Le 16 juin 2026 marque une date significative pour les ménages maliens, confrontés à une aggravation notable de la pression fiscale. Par un communiqué officiel, le Ministère de l’Économie et des Finances a dévoilé un ensemble de mesures drastiques : la taxe sur la consommation, affectant directement les biens de première nécessité comme le pain, le riz, l’huile et le sucre, voit son taux doubler, passant de 1 % à 2 %. À cela s’ajoutent des surtaxes sur les transactions financières et les salaires, complétées par un prélèvement trimestriel obligatoire de 10 000 FCFA sur chaque fiche de paie.
Si les justifications avancées par le ministre Alousséni Sanou – notamment le soutien aux forces armées, l’aide aux populations des zones d’insécurité et le développement des infrastructures routières – sont légitimes, ces annonces ont été accueillies avec une profonde consternation par une population déjà éprouvée. Dans les discussions animées des fadas de Bamako et sur les marchés de l’intérieur, une interrogation persistante et délicate émerge : « Où va l’argent de l’or ? »
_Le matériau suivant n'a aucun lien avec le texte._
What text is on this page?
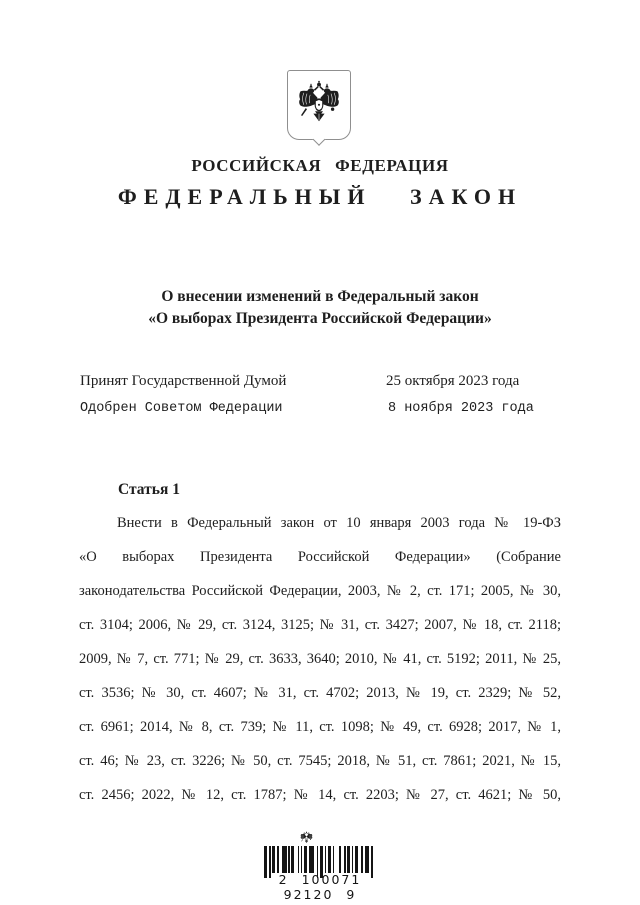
РОССИЙСКАЯ ФЕДЕРАЦИЯ
ФЕДЕРАЛЬНЫЙ ЗАКОН
О внесении изменений в Федеральный закон
«О выборах Президента Российской Федерации»
Принят Государственной Думой	25 октября 2023 года
Одобрен Советом Федерации	8 ноября 2023 года
Статья 1
Внести в Федеральный закон от 10 января 2003 года № 19-ФЗ
«О выборах Президента Российской Федерации» (Собрание
законодательства Российской Федерации, 2003, № 2, ст. 171; 2005, № 30,
ст. 3104; 2006, № 29, ст. 3124, 3125; № 31, ст. 3427; 2007, № 18, ст. 2118;
2009, № 7, ст. 771; № 29, ст. 3633, 3640; 2010, № 41, ст. 5192; 2011, № 25,
ст. 3536; № 30, ст. 4607; № 31, ст. 4702; 2013, № 19, ст. 2329; № 52,
ст. 6961; 2014, № 8, ст. 739; № 11, ст. 1098; № 49, ст. 6928; 2017, № 1,
ст. 46; № 23, ст. 3226; № 50, ст. 7545; 2018, № 51, ст. 7861; 2021, № 15,
ст. 2456; 2022, № 12, ст. 1787; № 14, ст. 2203; № 27, ст. 4621; № 50,
2 100071 92120 9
L’or brille à l’international, le peuple malien souffre au national
Le Mali, troisième producteur d’or du continent africain, a vu ses autorités de la transition Mali vanter une reprise en main historique de ses richesses minières. Cette nouvelle politique malienne est intervenue après l’adoption d’un nouveau code minier et des renégociations fermes avec les multinationales étrangères. Des centaines de milliards de francs CFA d’arriérés miniers ont été récupérés, et la participation de l’État dans les projets a été légalement portée jusqu’à 35 %. Parallèlement, les cours mondiaux du métal jaune continuent d’atteindre des sommets historiques.
Dès lors, l’incompréhension est totale. Comment justifier qu’au moment même où le sous-sol malien est censé générer des revenus sans précédent pour l’État, le gouvernement se voie contraint de puiser dans les poches des travailleurs, des fonctionnaires et des ménages, déjà étranglés par une inflation galopante ? Si l’or du Mali est enfin censé « briller pour les Maliens », comme le promettait le slogan politique, pourquoi est-ce le panier de la ménagère qui doit subir cet ajustement financier ?
Le « sacrifice patriotique », une limite à la patience citoyenne
Le communiqué ministériel réitère un appel au « civisme » et au « sacrifice patriotique ». Mais le patriotisme peut-il s’alimenter indéfiniment de privations, surtout quand le coût de la vie quotidienne devient insoutenable ? Taxer le pain, le riz et le savon – des produits essentiels à la survie des familles les plus modestes – sous prétexte d’un effort de guerre semble indiquer une asphyxie financière de l’État. C’est une actualité Mali qui pèse lourdement sur les épaules des citoyens.
Le consentement à l’impôt ne peut être pérenne que s’il est fondé sur une transparence absolue. Associer l’effort de Mali sécurité au prélèvement direct sur le salaire des travailleurs, tout en maintenant l’opacité sur l’utilisation réelle des immenses dividendes miniers, risque de fragiliser le pacte de confiance essentiel entre le peuple et ses dirigeants, remettant en question la souveraineté Mali sur ses propres ressources.
Exiger la transparence des comptes
Financer la Mali sécurité du territoire et moderniser les infrastructures routières sont des impératifs que personne ne conteste. Cependant, imposer une double peine fiscale aux citoyens sans présenter un bilan clair et audité des recettes générées par le secteur de l’or crée un sentiment d’injustice profonde.
Le gouvernement du Mali se doit de répondre à cette exigence légitime de redevabilité. Avant de demander aux Maliens de serrer encore d’un cran une ceinture déjà bien trop étroite, il est urgent de jeter une lumière crue sur la destination des revenus de nos mines. Les Maliens sont prêts à soutenir leur armée, mais ils refusent de payer le prix fort pendant que l’or du pays semble s’évaporer dans les méandres des budgets non documentés, une question cruciale pour le Mali Souverain.